Untouchability in the 21st century, also called caste discrimination or “discrimination based on work and descent,” affects at least 250 million people living across Asia, Africa and the Middle East, with diaspora communities reaching into Europe and the Americas. This paper explores the historical making of this little-known transnational world of untouchable groups, focusing on the experiences of Korea’s Paekchŏng during the Chosŏn and early Japanese colonial periods. 
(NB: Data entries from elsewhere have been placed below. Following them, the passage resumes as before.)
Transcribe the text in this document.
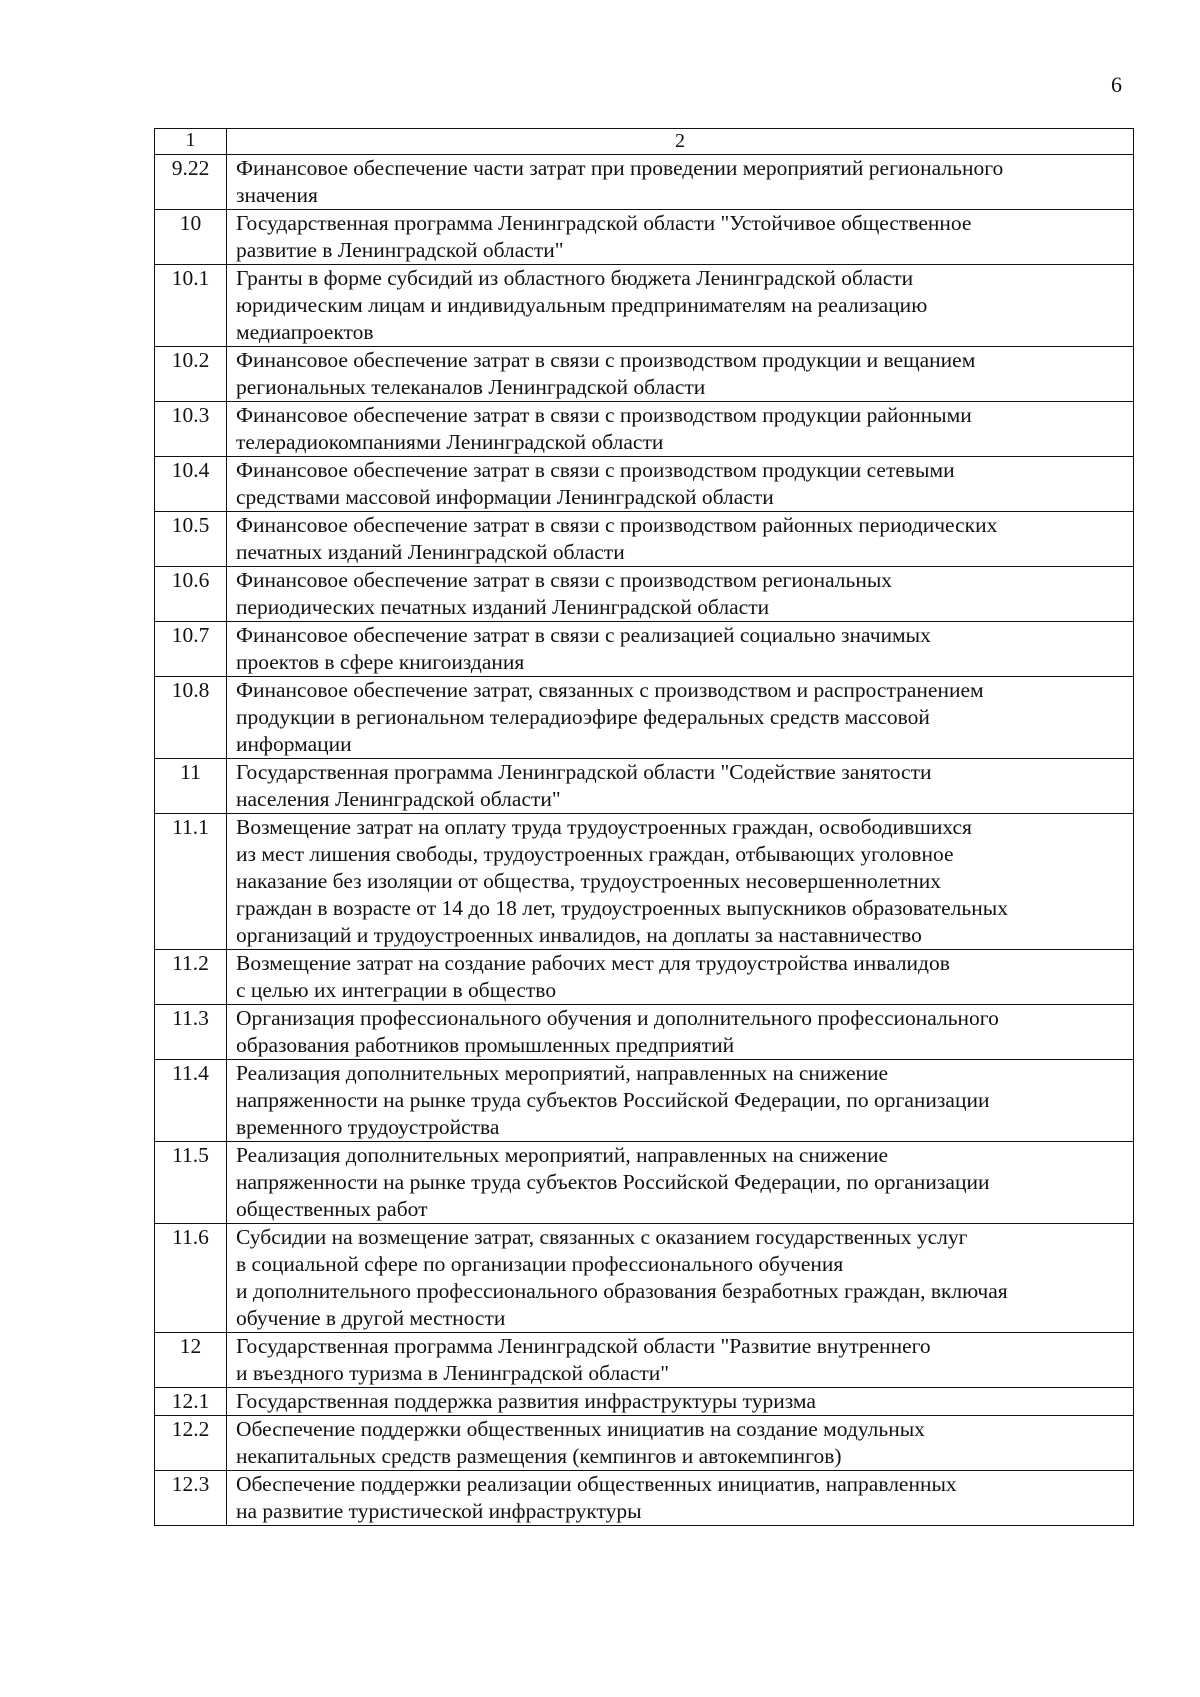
6
1	2
9.22	Финансовое обеспечение части затрат при проведении мероприятий регионального
значения

10	Государственная программа Ленинградской области "Устойчивое общественное
развитие в Ленинградской области"

10.1	Гранты в форме субсидий из областного бюджета Ленинградской области
юридическим лицам и индивидуальным предпринимателям на реализацию
медиапроектов

10.2	Финансовое обеспечение затрат в связи с производством продукции и вещанием
региональных телеканалов Ленинградской области

10.3	Финансовое обеспечение затрат в связи с производством продукции районными
телерадиокомпаниями Ленинградской области

10.4	Финансовое обеспечение затрат в связи с производством продукции сетевыми
средствами массовой информации Ленинградской области

10.5	Финансовое обеспечение затрат в связи с производством районных периодических
печатных изданий Ленинградской области

10.6	Финансовое обеспечение затрат в связи с производством региональных
периодических печатных изданий Ленинградской области

10.7	Финансовое обеспечение затрат в связи с реализацией социально значимых
проектов в сфере книгоиздания

10.8	Финансовое обеспечение затрат, связанных с производством и распространением
продукции в региональном телерадиоэфире федеральных средств массовой
информации

11	Государственная программа Ленинградской области "Содействие занятости
населения Ленинградской области"

11.1	Возмещение затрат на оплату труда трудоустроенных граждан, освободившихся
из мест лишения свободы, трудоустроенных граждан, отбывающих уголовное
наказание без изоляции от общества, трудоустроенных несовершеннолетних
граждан в возрасте от 14 до 18 лет, трудоустроенных выпускников образовательных
организаций и трудоустроенных инвалидов, на доплаты за наставничество

11.2	Возмещение затрат на создание рабочих мест для трудоустройства инвалидов
с целью их интеграции в общество

11.3	Организация профессионального обучения и дополнительного профессионального
образования работников промышленных предприятий

11.4	Реализация дополнительных мероприятий, направленных на снижение
напряженности на рынке труда субъектов Российской Федерации, по организации
временного трудоустройства

11.5	Реализация дополнительных мероприятий, направленных на снижение
напряженности на рынке труда субъектов Российской Федерации, по организации
общественных работ

11.6	Субсидии на возмещение затрат, связанных с оказанием государственных услуг
в социальной сфере по организации профессионального обучения
и дополнительного профессионального образования безработных граждан, включая
обучение в другой местности

12	Государственная программа Ленинградской области "Развитие внутреннего
и въездного туризма в Ленинградской области"

12.1	Государственная поддержка развития инфраструктуры туризма

12.2	Обеспечение поддержки общественных инициатив на создание модульных
некапитальных средств размещения (кемпингов и автокемпингов)

12.3	Обеспечение поддержки реализации общественных инициатив, направленных
на развитие туристической инфраструктуры
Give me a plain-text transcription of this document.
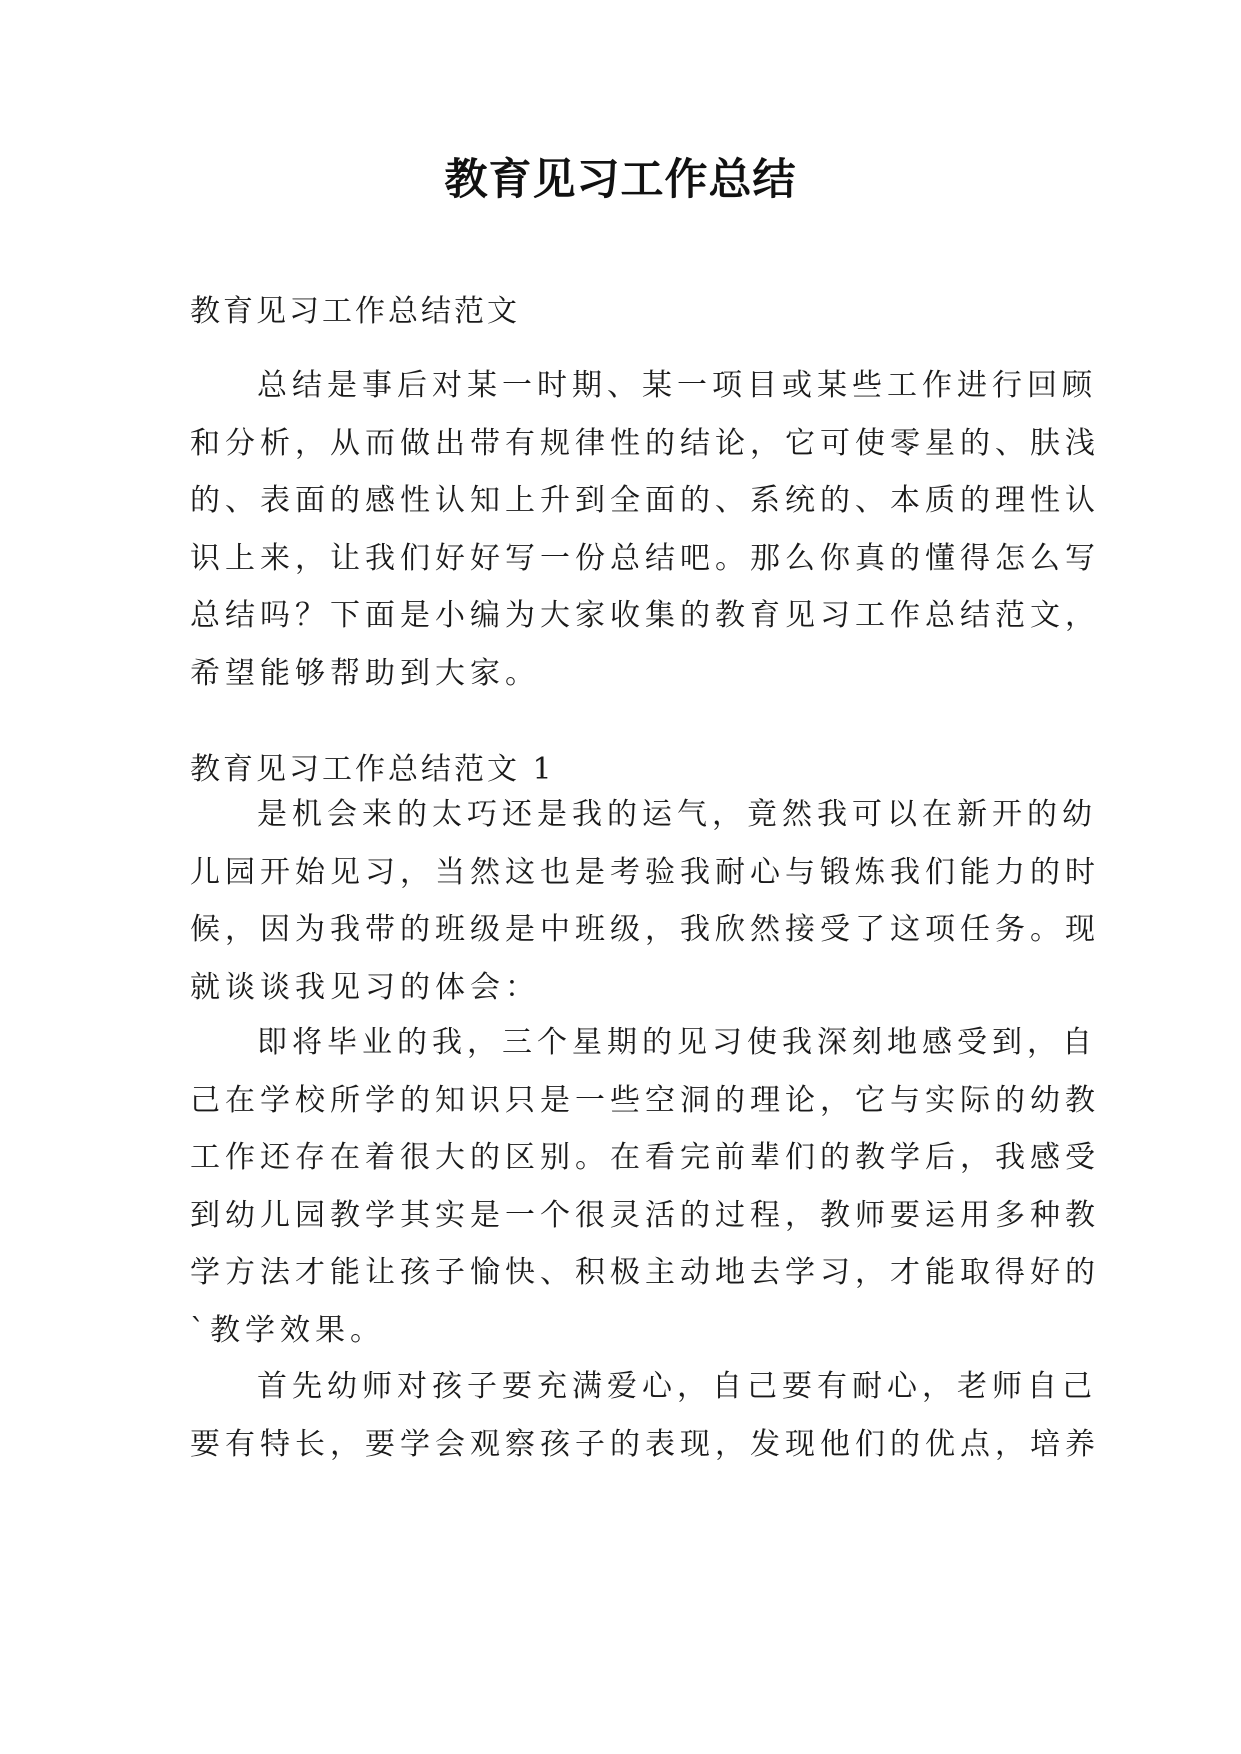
教育见习工作总结
教育见习工作总结范文
总结是事后对某一时期、某一项目或某些工作进行回顾
和分析，从而做出带有规律性的结论，它可使零星的、肤浅
的、表面的感性认知上升到全面的、系统的、本质的理性认
识上来，让我们好好写一份总结吧。那么你真的懂得怎么写
总结吗？下面是小编为大家收集的教育见习工作总结范文，
希望能够帮助到大家。
教育见习工作总结范文 1
是机会来的太巧还是我的运气，竟然我可以在新开的幼
儿园开始见习，当然这也是考验我耐心与锻炼我们能力的时
候，因为我带的班级是中班级，我欣然接受了这项任务。现
就谈谈我见习的体会：
即将毕业的我，三个星期的见习使我深刻地感受到，自
己在学校所学的知识只是一些空洞的理论，它与实际的幼教
工作还存在着很大的区别。在看完前辈们的教学后，我感受
到幼儿园教学其实是一个很灵活的过程，教师要运用多种教
学方法才能让孩子愉快、积极主动地去学习，才能取得好的
`教学效果。
首先幼师对孩子要充满爱心，自己要有耐心，老师自己
要有特长，要学会观察孩子的表现，发现他们的优点，培养
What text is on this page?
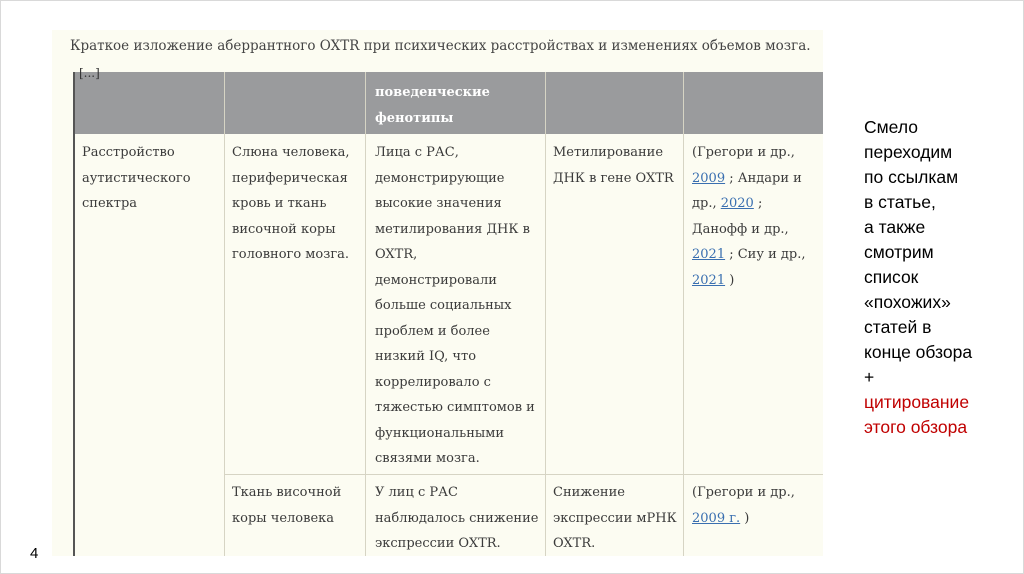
Краткое изложение аберрантного OXTR при психических расстройствах и изменениях объемов мозга.
[...]
поведенческие
фенотипы
Расстройство
аутистического
спектра
Слюна человека,
периферическая
кровь и ткань
височной коры
головного мозга.
Лица с РАС,
демонстрирующие
высокие значения
метилирования ДНК в
OXTR,
демонстрировали
больше социальных
проблем и более
низкий IQ, что
коррелировало с
тяжестью симптомов и
функциональными
связями мозга.
Метилирование
ДНК в гене OXTR
(Грегори и др.,
2009 ; Андари и
др., 2020 ;
Данофф и др.,
2021 ; Сиу и др.,
2021 )
Ткань височной
коры человека
У лиц с РАС
наблюдалось снижение
экспрессии OXTR.
Снижение
экспрессии мРНК
OXTR.
(Грегори и др.,
2009 г. )
Смело
переходим
по ссылкам
в статье,
а также
смотрим
список
«похожих»
статей в
конце обзора
+
цитирование
этого обзора
4
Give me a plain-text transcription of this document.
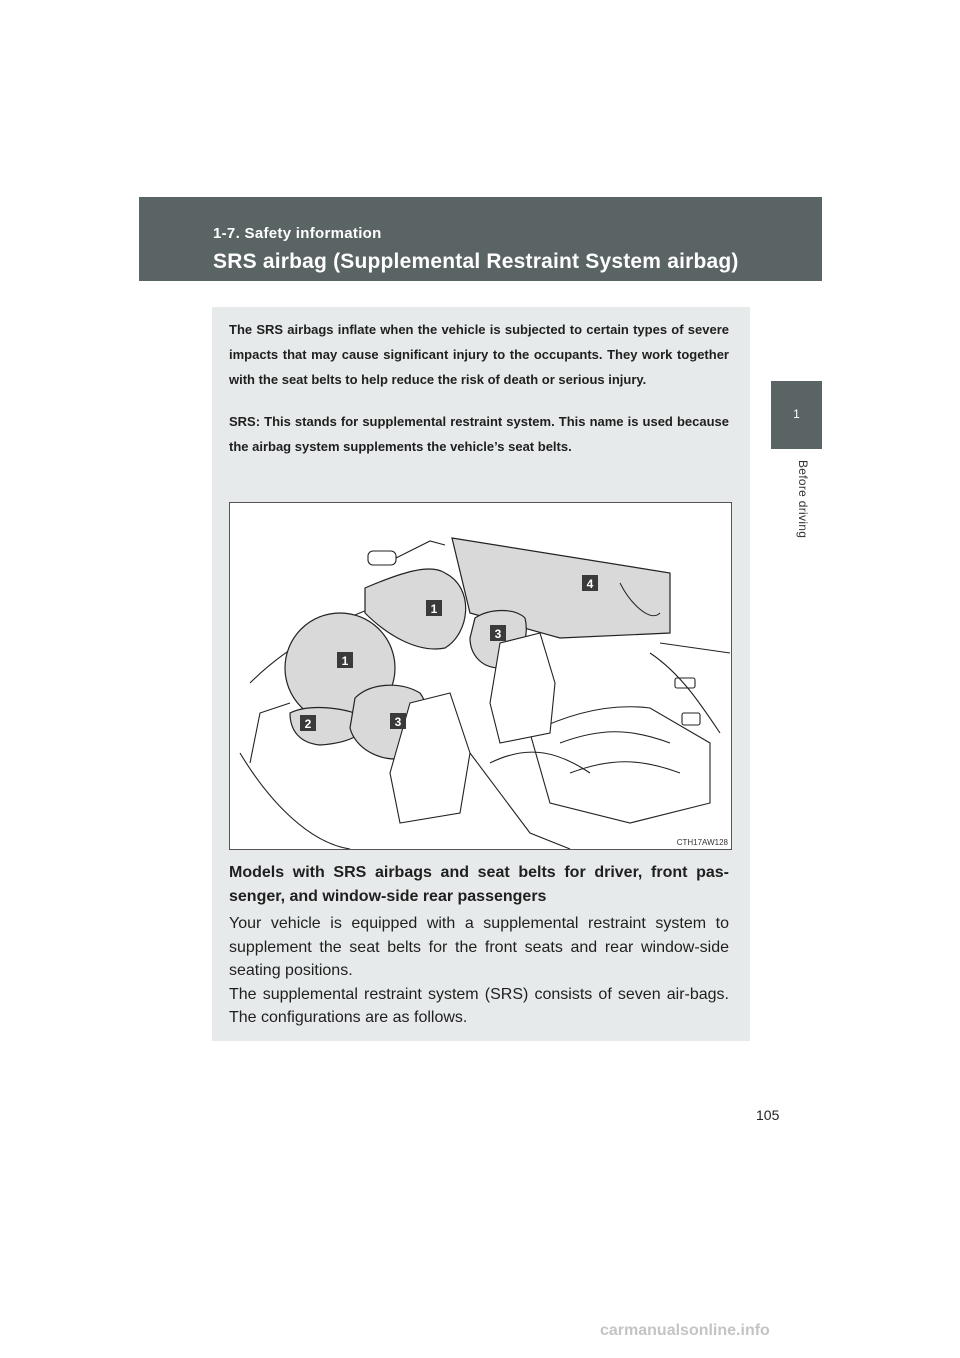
1-7. Safety information
SRS airbag (Supplemental Restraint System airbag)
1
Before driving

The SRS airbags inflate when the vehicle is subjected to certain types of severe impacts that may cause significant injury to the occupants. They work together with the seat belts to help reduce the risk of death or serious injury.

SRS: This stands for supplemental restraint system. This name is used because the airbag system supplements the vehicle’s seat belts.

1
1
2	3
3
4
CTH17AW128

Models with SRS airbags and seat belts for driver, front pas-senger, and window-side rear passengers

Your vehicle is equipped with a supplemental restraint system to supplement the seat belts for the front seats and rear window-side seating positions.
The supplemental restraint system (SRS) consists of seven air-bags. The configurations are as follows.
105
carmanualsonline.info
Diana S. Kim is an Associate Professor at Georgetown University in the Edmund A. Walsh School of Foreign Service, and a core faculty member of the Asian Studies Program. She is the author of Empires of Vice: The Rise of Opium Prohibition across Southeast Asia (Princeton University Press 2020). Kim’s research and teaching are animated by concerns with how today’s states and economies have come to define people at their edges, constructing what it means to be illicit, deviant, or marginal. Her area expertise lies with Southeast and East Asia, with particular interest in their transnational connections and comparative legacies of colonial rule since the late nineteenth century. Kim’s scholarship has received awards and generous support from the American Political Science Association, Association for Asian Studies, Council of American Overseas Research Centers, Institute for Advanced Study, Social Science History Association, and the Silvers Foundation/New York Review of Books. She received her Ph.D. and M.A. in Political Science from the University of Chicago, B.A. from Korea University and was a postdoctoral Prize Fellow in Economics, History, and Politics at Harvard University.